My mind was screaming that she knew, she knew what I was. She'd said the word necromancer as if it was nothing. As if she'd been saying You're the farmer, I take it. I was more helpless than I'd been upon stumbling across an unknowable beast and decided it'd be better for me to disappear into the house and never speak of this.
“What are you doing out at this time?” she asked.
She wasn't interested in my answer; she was keeping me distracted while she gathered the remainder of her belongings.
“I just finished tending to the sheep,” I said, and though I should've known better, added, “Listen—if you're sneaking away, I won't tell anyone. I don't blame you! It must be kind of overwhelming, right? All the attention, I mean.”
Si
r Ightham stared at me for a moment. At least I thought she was staring at me; I couldn't make her eyes out, but a slither of moonlight struck the ones carved along the sides of her helm and those were certainly narrowed at me.

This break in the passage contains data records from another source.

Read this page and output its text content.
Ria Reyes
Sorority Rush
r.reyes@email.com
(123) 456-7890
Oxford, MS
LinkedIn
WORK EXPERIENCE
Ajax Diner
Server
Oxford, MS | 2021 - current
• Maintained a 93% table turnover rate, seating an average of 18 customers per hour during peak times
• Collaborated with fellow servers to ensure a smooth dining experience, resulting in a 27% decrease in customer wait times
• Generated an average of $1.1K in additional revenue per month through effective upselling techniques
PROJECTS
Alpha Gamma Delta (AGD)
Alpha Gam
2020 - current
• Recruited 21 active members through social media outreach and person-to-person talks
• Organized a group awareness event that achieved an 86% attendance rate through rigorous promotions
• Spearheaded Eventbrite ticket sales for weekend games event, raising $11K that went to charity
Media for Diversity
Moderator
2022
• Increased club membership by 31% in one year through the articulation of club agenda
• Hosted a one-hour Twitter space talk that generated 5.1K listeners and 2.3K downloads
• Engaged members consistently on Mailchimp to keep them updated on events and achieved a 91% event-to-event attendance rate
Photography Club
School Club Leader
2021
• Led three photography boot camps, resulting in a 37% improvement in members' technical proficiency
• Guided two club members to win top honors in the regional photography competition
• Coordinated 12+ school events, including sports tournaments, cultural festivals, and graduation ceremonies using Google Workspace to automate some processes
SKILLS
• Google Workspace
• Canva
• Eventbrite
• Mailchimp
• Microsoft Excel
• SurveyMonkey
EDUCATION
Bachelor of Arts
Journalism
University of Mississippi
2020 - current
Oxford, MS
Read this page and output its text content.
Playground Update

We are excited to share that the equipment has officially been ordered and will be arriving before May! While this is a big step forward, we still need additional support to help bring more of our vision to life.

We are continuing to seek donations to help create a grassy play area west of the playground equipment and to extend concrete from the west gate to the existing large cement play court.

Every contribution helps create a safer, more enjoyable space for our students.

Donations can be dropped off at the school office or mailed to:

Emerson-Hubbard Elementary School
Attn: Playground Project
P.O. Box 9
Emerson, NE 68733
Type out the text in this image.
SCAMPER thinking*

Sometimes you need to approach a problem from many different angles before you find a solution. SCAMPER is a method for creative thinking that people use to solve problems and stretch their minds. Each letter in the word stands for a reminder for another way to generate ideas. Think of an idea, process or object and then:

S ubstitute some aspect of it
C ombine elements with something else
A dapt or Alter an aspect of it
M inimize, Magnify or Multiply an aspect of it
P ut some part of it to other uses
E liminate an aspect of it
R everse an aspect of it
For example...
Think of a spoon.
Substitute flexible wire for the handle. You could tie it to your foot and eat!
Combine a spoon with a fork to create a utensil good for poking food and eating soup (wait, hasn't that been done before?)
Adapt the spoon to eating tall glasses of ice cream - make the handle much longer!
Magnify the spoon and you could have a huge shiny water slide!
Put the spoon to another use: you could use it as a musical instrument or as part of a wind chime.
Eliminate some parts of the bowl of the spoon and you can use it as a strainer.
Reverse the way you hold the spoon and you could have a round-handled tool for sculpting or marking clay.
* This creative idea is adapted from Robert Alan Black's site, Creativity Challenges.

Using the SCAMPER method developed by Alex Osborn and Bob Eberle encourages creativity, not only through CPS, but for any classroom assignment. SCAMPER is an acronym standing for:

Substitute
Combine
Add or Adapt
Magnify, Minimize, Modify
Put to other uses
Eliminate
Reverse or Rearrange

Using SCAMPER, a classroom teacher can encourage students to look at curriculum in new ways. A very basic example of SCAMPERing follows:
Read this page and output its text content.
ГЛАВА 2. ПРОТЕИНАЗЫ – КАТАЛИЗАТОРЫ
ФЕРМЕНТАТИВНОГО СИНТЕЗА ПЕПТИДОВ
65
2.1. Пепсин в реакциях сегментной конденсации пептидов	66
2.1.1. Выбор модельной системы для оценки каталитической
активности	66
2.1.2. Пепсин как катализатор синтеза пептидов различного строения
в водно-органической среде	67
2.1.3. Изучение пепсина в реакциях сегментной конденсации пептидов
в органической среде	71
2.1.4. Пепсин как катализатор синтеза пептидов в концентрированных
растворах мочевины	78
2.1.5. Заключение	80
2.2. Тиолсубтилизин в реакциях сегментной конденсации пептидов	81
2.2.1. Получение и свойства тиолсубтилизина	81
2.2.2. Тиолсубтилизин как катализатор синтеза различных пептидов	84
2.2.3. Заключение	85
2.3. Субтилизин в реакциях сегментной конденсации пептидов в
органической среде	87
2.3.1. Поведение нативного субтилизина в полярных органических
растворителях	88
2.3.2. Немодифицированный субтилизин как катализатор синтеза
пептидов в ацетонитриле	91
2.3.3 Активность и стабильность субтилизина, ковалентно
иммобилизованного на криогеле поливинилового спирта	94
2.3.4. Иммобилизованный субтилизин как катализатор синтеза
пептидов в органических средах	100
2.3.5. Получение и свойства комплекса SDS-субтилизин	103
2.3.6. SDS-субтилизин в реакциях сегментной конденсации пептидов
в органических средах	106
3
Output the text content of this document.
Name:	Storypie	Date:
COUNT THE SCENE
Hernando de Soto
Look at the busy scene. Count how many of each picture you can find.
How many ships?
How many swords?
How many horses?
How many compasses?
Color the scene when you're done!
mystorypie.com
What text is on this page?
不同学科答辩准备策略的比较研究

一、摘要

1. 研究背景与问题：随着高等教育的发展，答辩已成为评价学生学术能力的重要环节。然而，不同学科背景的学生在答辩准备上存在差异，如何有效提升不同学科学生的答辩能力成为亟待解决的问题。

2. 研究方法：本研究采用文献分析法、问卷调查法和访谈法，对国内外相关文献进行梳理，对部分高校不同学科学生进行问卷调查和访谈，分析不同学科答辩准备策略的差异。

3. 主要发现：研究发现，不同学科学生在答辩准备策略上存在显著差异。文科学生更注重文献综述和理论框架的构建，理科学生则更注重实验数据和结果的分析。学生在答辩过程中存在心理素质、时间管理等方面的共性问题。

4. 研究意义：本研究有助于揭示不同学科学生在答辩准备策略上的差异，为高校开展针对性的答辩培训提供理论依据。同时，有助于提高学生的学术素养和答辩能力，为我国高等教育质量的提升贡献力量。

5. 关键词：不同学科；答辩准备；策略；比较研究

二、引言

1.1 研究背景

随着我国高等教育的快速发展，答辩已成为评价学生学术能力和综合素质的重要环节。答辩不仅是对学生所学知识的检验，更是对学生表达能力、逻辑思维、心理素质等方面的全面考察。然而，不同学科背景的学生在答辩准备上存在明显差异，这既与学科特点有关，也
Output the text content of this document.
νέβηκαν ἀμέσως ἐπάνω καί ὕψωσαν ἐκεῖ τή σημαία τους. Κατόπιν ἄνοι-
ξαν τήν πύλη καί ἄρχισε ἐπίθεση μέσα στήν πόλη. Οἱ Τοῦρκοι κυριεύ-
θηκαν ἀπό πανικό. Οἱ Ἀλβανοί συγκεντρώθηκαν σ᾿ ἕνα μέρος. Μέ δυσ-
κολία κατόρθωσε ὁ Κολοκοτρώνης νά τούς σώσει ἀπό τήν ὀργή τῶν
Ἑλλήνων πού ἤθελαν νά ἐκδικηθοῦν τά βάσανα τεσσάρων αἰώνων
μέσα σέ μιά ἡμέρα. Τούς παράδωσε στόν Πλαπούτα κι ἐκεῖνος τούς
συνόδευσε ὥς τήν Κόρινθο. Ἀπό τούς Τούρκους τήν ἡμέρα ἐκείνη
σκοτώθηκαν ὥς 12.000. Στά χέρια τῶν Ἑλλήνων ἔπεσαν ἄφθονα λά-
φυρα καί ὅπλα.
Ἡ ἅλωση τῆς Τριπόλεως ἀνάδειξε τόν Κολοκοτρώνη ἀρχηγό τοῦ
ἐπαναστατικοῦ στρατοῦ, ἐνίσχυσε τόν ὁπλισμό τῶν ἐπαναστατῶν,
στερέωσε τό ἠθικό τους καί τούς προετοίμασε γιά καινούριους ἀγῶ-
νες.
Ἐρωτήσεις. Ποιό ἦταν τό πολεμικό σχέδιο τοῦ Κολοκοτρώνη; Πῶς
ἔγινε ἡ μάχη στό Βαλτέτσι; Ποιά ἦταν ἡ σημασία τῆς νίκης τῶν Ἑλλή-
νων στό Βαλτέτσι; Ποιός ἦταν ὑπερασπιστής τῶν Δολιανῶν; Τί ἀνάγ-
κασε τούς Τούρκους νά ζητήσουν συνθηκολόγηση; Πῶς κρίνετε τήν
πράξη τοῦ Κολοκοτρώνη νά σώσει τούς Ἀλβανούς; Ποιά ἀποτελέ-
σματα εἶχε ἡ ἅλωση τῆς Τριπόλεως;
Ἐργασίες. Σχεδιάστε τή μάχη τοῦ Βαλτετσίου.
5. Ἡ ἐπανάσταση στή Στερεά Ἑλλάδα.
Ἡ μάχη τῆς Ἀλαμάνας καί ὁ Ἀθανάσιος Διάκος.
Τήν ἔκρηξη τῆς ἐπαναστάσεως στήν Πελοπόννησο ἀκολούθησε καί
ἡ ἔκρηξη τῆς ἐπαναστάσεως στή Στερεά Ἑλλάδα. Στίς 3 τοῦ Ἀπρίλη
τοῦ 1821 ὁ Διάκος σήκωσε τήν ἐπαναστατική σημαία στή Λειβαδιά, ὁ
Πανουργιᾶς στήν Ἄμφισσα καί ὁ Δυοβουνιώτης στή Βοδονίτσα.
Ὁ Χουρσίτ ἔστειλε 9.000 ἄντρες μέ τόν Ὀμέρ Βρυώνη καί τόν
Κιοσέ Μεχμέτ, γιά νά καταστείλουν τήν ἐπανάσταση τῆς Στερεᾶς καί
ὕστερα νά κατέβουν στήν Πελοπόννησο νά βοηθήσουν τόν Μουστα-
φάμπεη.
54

“Indeed,” she finally allowed, stepping into the stables.
I followed her. I hadn't been in there for days. My father never said as much, but I knew the elders had made him swear that I wouldn't go anywhere near the stables while a Knight's horse was being kept there.
At the time, I didn't know why I went with her. The conversation was hardly flowing, but perhaps I thought her departure sealed my fate; perhaps I thought the villagers would blame me for her unexplained absence. Either way, I followed her, passing my peacefully sleeping horse, until she stood in front of her own.
It was harder to see within the stables. The darkness there seemed to have taken on form, filling the air between us. As though there was something physical that would protect me, if need be, I said, “You're not going to Canth, are you?”
That got her attention. She'd been unlatching her horse's pen and doing a fine job of ignoring me up until that point. Stopping what she was doing, she turned to me, and I knew what I had said was as stupid as it was brave.
“Why do you say that?” Sir Ightham asked, not as dismissive as she'd been moments before.
“Because there aren't dragons in Canth, are there?” I said, and we both knew that wasn't the reason. “The map you were looking at, it was just of Felheim and Kastelir. Canth wasn't on it at all, so I thought...”
Sir Ightham brought her hands together. Her arms disturbed the darkness as her armour clattered against itself, not like metal; not like anything I'd heard before.
“Why do you suppose I might've said I was going to Canth in the first place?” she asked.
“I don't know,” I said honestly. “Maybe you just wanted an excuse to leave, or maybe—maybe your real work's a secret. I don't... look, I'm really not going to tell anyone about this, Sir.”